Sobre despedidas

quarta-feira, 9 de outubro de 2019

Sobre despedidas


Ela não vai mais voltar. Eu fiquei sem ela, em pé frente à velha paisagem, observando o caminho que ela percorreu. Eu já não reconheço este lugar sem ela.

Ela morreu com um tubo na garganta, e agora me falta o ar. Ela morreu com o coração implorando repouso, e agora é o meu que se recusa a bater. Ela morreu sem conseguir abrir os olhos, sem conseguir encontrar a voz. E agora eu sinto em meus braços, pernas, garganta e olhos todo o peso das amarras que ela suportou até este momento.

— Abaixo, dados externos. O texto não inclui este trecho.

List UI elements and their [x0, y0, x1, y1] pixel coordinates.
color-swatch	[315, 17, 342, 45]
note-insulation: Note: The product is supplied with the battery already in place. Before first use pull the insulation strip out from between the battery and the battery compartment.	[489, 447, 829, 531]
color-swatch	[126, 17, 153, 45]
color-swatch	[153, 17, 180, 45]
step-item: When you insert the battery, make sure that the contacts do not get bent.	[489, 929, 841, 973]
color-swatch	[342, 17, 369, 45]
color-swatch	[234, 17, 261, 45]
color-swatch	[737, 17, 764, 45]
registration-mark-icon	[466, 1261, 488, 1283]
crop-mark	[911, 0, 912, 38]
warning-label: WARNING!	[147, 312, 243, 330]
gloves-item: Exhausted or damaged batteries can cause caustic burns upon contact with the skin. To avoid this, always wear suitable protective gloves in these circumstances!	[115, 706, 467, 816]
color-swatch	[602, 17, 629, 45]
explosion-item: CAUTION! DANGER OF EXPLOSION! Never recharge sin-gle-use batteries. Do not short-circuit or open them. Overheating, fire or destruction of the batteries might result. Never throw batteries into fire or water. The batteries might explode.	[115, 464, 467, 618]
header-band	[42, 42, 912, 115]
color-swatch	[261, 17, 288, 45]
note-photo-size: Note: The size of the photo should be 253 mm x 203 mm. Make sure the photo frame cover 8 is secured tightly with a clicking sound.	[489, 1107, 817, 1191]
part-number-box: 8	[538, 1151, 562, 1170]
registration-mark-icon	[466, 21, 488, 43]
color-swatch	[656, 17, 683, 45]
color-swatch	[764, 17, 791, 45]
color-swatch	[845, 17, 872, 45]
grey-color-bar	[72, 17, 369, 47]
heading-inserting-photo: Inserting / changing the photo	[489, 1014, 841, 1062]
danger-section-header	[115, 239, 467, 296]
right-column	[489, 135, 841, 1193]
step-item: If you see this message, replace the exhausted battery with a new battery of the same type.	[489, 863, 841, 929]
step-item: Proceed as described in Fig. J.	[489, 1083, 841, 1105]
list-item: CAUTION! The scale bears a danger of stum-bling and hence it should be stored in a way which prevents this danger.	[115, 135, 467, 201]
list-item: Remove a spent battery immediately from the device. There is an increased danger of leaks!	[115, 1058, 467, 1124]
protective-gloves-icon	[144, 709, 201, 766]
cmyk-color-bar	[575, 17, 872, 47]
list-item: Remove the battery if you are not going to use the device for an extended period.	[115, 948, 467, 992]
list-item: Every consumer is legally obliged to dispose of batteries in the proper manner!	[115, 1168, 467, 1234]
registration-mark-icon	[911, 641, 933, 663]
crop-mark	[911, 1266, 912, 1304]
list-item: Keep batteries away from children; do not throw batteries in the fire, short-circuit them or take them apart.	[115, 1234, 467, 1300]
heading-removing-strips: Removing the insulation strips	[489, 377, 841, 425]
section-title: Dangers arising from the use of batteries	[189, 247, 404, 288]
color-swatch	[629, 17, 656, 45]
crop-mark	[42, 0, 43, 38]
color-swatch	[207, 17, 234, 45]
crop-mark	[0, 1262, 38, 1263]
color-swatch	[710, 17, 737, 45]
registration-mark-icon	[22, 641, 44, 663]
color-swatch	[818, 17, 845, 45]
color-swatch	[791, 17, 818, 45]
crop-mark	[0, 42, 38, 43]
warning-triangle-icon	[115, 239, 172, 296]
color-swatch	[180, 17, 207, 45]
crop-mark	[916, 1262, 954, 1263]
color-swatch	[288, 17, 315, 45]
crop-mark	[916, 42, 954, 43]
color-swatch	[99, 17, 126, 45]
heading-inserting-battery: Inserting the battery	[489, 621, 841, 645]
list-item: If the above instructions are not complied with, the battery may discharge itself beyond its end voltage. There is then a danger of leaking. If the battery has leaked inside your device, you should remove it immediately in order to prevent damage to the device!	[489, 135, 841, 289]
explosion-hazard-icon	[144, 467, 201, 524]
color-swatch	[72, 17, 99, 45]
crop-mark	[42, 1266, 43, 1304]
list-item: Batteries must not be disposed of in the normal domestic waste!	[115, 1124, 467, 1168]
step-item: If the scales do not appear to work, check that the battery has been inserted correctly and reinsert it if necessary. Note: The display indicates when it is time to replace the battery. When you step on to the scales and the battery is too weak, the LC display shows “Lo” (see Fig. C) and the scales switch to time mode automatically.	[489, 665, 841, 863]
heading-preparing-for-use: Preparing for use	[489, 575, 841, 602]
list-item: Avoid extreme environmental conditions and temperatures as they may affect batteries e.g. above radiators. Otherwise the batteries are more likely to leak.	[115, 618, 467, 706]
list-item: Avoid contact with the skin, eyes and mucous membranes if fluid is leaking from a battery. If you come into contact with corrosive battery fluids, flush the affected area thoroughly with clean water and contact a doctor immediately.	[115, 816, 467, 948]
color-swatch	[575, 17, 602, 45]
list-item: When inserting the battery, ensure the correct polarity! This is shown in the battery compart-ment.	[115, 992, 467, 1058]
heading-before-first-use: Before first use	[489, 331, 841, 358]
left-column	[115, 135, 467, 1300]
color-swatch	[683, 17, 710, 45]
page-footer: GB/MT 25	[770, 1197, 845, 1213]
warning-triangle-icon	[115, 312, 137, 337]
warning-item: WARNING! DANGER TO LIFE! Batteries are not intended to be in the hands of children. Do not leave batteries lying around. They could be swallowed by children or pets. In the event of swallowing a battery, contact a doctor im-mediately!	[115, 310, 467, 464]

Eu estou imaginando se ela soube que esta era a hora, ou se ainda planejava coisas a fazer. Poucas pessoas são dotadas da grandeza de preparar-se para o fim com coragem, sabedoria e consciência. Eu vejo os chinelos no chão da sala, a presilha de cabelos na estante, as frutas recém-compradas na cozinha e estou certa de que ela desejou voltar pra casa para encontrá-las exatamente no mesmo lugar. Ela não sabia que aquela saída seria a última, que não haveria outro jantar naquela mesa, ou que nunca mais teríamos outra oportunidade de ver a TV juntas no final do dia.

Ela não vai mais voltar. E aquele aceno de cabeça lento, e o esforço para se fazer entender quando desejava que eu voltasse para casa com Deus foram os últimos. Eu não sei quando finalmente a verei de novamente, e essa na minha opinião é a grande angustia da vida. E sua imensa e irônica injustiça foi que ela se despedisse dela exatamente do jeito que não gostaria de viver, cheia de limitações, longe de casa, rodeada de luzes, aparelhos, agulhas, tubos, pessoas estranhas, uma cama que não era a sua. Eu lamento que ela tenha passado por isso. Eu lamento que não houvesse ninguém querido segurando sua mão naquele quarto branco. Eu sinto muito, meu peito está rasgado.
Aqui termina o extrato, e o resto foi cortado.